Зато чувства вины и благодарности за спасение – должна покаяться, они у меня были, хотя я и понимала, что они неправильные – их больше нет. Если кто-то продолжит после меня наш заговор, я была бы РАДА. А если мне самой все же представится такая возможность… ух, что будет. Но на это мало надежды.

Пока же мне остается только наслаждаться оставшимися… минутами? (если Тенкутли предпочтет ликвидировать гостью, причиняющую ему столь много хлопот, и забрать письмо с трупа – время-то на письмо истекает!)… часами? (если он еще и ответ доставит и даст прочесть! а затем уже)… днями? (если и тогда еще не придумает, что со мной сделать!) своей – ах, какой КОРОТКОЙ! – жизни.

Если мне будет дано время в несколько дней, то я собираюсь около полудня четверга одиннадцатого апреля (год на самом-то деле не все ли равно какой, семьдесят шестой или седьмой, главное, этот), собираюсь СНОВА ПОКАТАТЬСЯ НА ЛОДКЕ, надеюсь, что более удачно, чем в прошлый раз.

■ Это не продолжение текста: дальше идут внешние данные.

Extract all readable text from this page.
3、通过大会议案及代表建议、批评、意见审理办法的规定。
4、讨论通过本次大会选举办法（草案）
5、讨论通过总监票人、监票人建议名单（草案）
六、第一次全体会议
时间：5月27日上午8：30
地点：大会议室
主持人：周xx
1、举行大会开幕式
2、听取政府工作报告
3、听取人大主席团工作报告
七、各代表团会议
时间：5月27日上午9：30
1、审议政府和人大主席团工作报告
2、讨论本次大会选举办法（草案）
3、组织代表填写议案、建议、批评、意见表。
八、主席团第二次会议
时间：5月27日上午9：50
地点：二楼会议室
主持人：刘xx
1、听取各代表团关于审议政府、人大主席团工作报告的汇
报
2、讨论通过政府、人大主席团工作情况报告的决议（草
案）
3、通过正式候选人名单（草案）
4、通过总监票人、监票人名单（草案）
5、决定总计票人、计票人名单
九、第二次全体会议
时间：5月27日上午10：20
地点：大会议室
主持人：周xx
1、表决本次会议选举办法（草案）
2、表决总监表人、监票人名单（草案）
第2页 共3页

Ты же ПОНИМАЕШЬ, братец, что получится, если он не казнит меня прямо сейчас? Гонки со смертью! Неизвестно, сколько мне останется, и надо будет постараться успеть все до того. Впрочем, для тебя, как монаха, это не ново. Все и всегда должны жить так, как будто Страшный Суд настанет вот-вот, в любой миг. А он и впрямь для каждого может настать в любой миг. Камень на голову упадет – и готово. Особенно – со здешней башни. Думаю, хватит и небольшого камешка. А это тоже вполне возможно! Достаточно, чтобы кое-кто намекнул кому угодно, какая я есть гнусная предательница доверия кое-кого – и желающие исправить слишком большую снисходительность кое-кого найдутся…

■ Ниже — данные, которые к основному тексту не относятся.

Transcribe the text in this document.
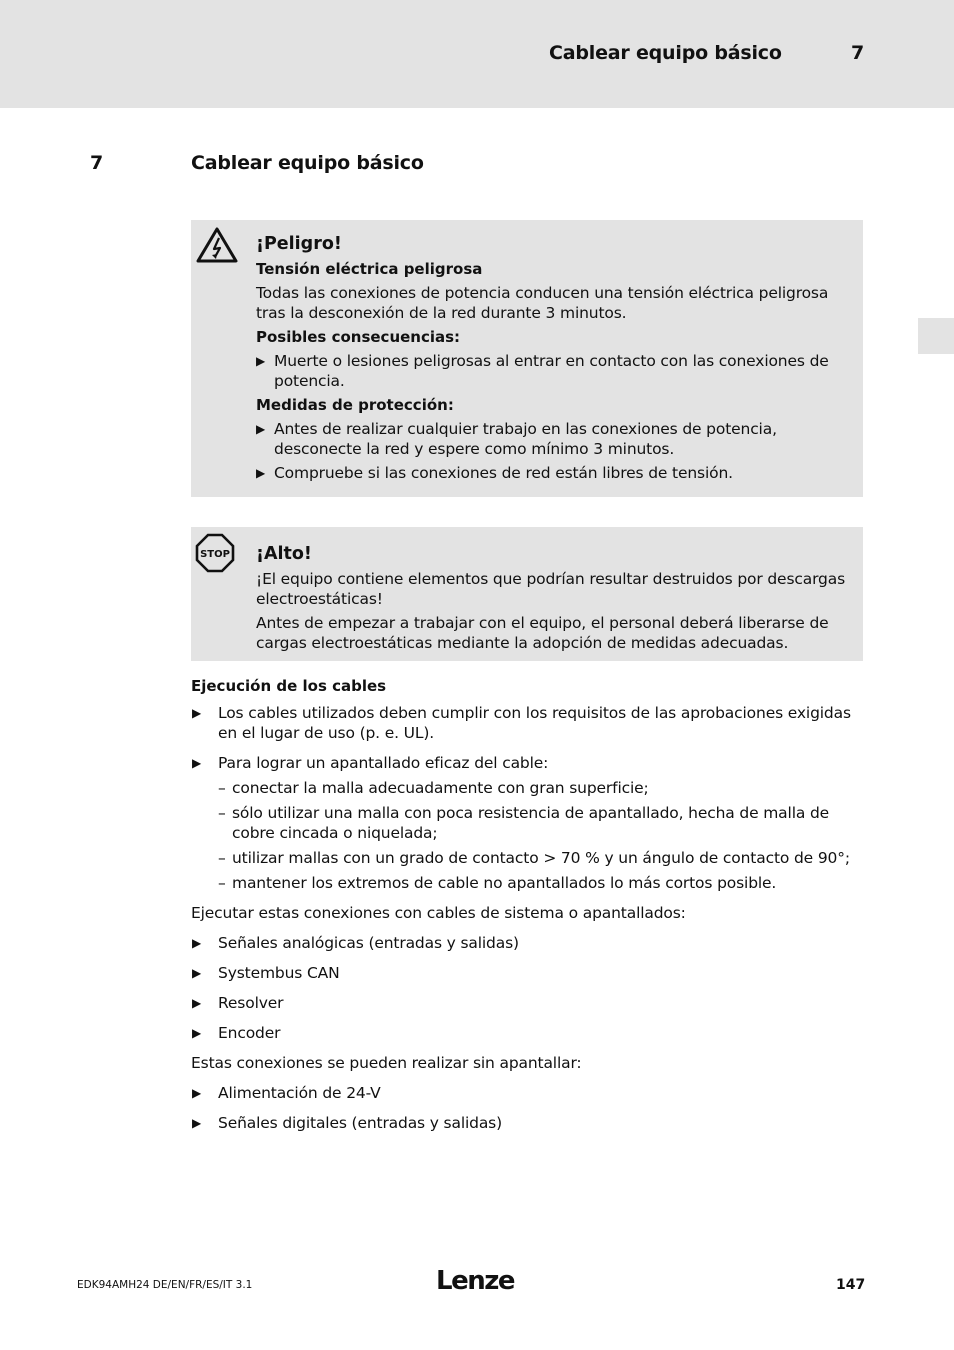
Cablear equipo básico	7
7	Cablear equipo básico
¡Peligro!
Tensión eléctrica peligrosa
Todas las conexiones de potencia conducen una tensión eléctrica peligrosa tras la desconexión de la red durante 3 minutos.
Posibles consecuencias:
▶ Muerte o lesiones peligrosas al entrar en contacto con las conexiones de potencia.
Medidas de protección:
▶ Antes de realizar cualquier trabajo en las conexiones de potencia, desconecte la red y espere como mínimo 3 minutos.
▶ Compruebe si las conexiones de red están libres de tensión.
STOP ¡Alto!
¡El equipo contiene elementos que podrían resultar destruidos por descargas electroestáticas!
Antes de empezar a trabajar con el equipo, el personal deberá liberarse de cargas electroestáticas mediante la adopción de medidas adecuadas.
Ejecución de los cables
▶ Los cables utilizados deben cumplir con los requisitos de las aprobaciones exigidas en el lugar de uso (p. e. UL).
▶ Para lograr un apantallado eficaz del cable:
– conectar la malla adecuadamente con gran superficie;
– sólo utilizar una malla con poca resistencia de apantallado, hecha de malla de cobre cincada o niquelada;
– utilizar mallas con un grado de contacto > 70 % y un ángulo de contacto de 90°;
– mantener los extremos de cable no apantallados lo más cortos posible.
Ejecutar estas conexiones con cables de sistema o apantallados:
▶ Señales analógicas (entradas y salidas)
▶ Systembus CAN
▶ Resolver
▶ Encoder
Estas conexiones se pueden realizar sin apantallar:
▶ Alimentación de 24-V
▶ Señales digitales (entradas y salidas)
EDK94AMH24 DE/EN/FR/ES/IT 3.1	Lenze	147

Уже совсем не твоя телом, но всегда твоя душой (а кстати, намекни, что ты думаешь о продолжении наших отношений, когдаесли эта авантюра закончится удачно?),

сестричка Юлия.

Уф, за эти ужасами чуть не забыла спросить. Если, как ты пишешь, после моей «Аррасской истории» твои сомнения в том, что я на твоей стороне, а не на стороне дракона, усилились, то, выходит, я не должна была так старательно убеждать дракона? Или ты хотел намекнуть, что мне не надо было сообщать об этом тебе?


Да, Post Scriptum

У меня есть единственное сомнение, маленькое, но ВАЖНОЕ. Мне хотелось бы, если опять удастся миновать ворота смерти, не входя в них, то, прежде чем продолжать наше дело, я должна непременно получить от тебя письменное заверение вот в чем.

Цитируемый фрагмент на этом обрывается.